The Register has coverage of an iFixit teardown of the new Apple Watch and it’s pretty fascinating if you’re a gear head:
Teardown Apple’s Watch innards have been bared, and they’re not so dissimilar from those one might expect of a teeny tiny iPhone.
iFixit is famous for its teardowns of new hardware. CEO Kyle Wiens has been a vocal critic of Apple’s obstructive policies when dealing with third parties fixing and upgrading iOS devices. He has now flown his staff out to Australia to tear down the Apple Watch as early as possible.
Inspecting the reverse of the case of the trinket, very visible is a composite cover with hard coated optical polymer lenses protecting a set of LEDs and photodiodes. The bespoke heart rate sensor uses a combination of infrared and visible-light sensors to monitor wearers’ heart rates. Whether this sensor will be sophisticated enough to handle the palpitations of fanbois is yet to be established.
iFixit reckons that the heart rate monitor is actually a plethysmograph, suggesting it looks and acts like a pulse oximeter. They note: “Apple isn’t claiming it can measure your blood oxygen level.”
A lack of external screws demanded the team take their “tech knife” to pry away the display, which was gingerly removed in expectation of the display and digitizer cables. These were discovered to be trapped under a springy bracket, which is not unlike the Touch ID cable cover of the iPhone 5s.
‘Houston, we have separation’
With the display panel removed, two highly-advertised Apple Watch features were revealed: the Taptic Engine and the Digital Crown.
The Taptic Engine is a linear actuator that produces haptic feedback, also known as a gizmo that will bother wearers’ wrists with little taps to alert them of whatever the smartwatch considers noteworthy. The fruity company claim that, combined with “subtle audio cues from the specially engineered speaker driver,” the Taptic Engine will enable “some entirely new, intimate ways for you to communicate with other Apple Watch wearers. You can get someone’s attention with a gentle tap. Or even send something as personal as your heartbeat.”
The Digital Crown is a replacement for the crowns of mechanical watches, which were used to set the time and date and to wind the mainspring. Apple say they have “reimagined it as a versatile tool that answers the fundamental challenge of how to magnify content on a small display. Pinching to zoom, as you do on iPhone, is impractical. Turning the Digital Crown allows you to navigate nimbly and precisely without obstructing your view.”

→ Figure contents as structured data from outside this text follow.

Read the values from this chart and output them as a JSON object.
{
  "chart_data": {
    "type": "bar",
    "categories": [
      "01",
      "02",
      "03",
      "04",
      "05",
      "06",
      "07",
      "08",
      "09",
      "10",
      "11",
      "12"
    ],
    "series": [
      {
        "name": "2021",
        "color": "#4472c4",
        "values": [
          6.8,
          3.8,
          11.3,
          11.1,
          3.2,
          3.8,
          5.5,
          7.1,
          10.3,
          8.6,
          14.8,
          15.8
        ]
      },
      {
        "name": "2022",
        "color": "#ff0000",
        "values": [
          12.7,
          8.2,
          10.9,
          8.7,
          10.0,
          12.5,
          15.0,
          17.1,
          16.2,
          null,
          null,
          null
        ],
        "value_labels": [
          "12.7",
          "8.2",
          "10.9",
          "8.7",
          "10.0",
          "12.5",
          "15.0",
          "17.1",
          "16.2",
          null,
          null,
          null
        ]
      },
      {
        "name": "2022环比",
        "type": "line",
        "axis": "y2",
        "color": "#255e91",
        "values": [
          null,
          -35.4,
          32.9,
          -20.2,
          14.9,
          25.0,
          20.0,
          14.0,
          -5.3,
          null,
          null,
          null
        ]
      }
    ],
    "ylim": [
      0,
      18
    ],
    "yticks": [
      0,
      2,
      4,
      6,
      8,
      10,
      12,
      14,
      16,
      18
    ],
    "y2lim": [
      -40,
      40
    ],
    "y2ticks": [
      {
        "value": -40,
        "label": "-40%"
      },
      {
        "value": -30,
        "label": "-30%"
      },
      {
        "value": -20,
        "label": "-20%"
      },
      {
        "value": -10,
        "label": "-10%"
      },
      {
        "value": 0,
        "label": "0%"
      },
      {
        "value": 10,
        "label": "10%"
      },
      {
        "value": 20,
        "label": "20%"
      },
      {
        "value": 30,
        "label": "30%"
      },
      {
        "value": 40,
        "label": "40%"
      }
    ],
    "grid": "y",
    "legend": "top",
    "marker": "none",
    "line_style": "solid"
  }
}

iFixit reckon the Digital Crown has a rotary encoder system, like the Nest Thermostat, which reads the spinning of the angular position of a shaft into analog or digital code that computers can understand. The encoder is branched off of the button cable, along with the single push button and the diagnostic port contacts.
iFixit state that “All these peripherals leave us wondering whether Apple has any intention of offering an upgrade program for the Apple Watch. Stripping out the internals will be difficult and time-consuming—not the sort of thing your local Genius is equipped to handle, but we suppose Apple could provide a mail-order option.”
Attempting to dig into the watch further and access the S1 SiP, the team’s efforts were confounded by “the tiniest Tri-wing screws we’ve ever seen”. Referencing the abomination that constituted the innards of the MacBook Retina, the teardown team suggested both repairability and the difficulty that would be involved in upgrading the device are likely to be sources of complaints in the future.
A laudable economy of space is visible in the watch’s innards, but at a price, as the iFixit folk award the Apple Watch a Repairability Score of 5 out of 10, noting:
While not an industry standard, the watch band is easily removed and swapped out for a replacement.
Removing the screen is difficult, but not impossible – it’s the first component out, simplifying replacement.
Once you’re inside, the battery is quite easy to remove – only mild adhesive holds it in place.
Removing any other component is essentially impossible – all peripheral cables are soldered onto the back of the S1.
The fully encased S1 system makes board-level repairs impossible.
The launch has been very quietly received by Apple enthusiasts, who are typically modest and restrained users of social media.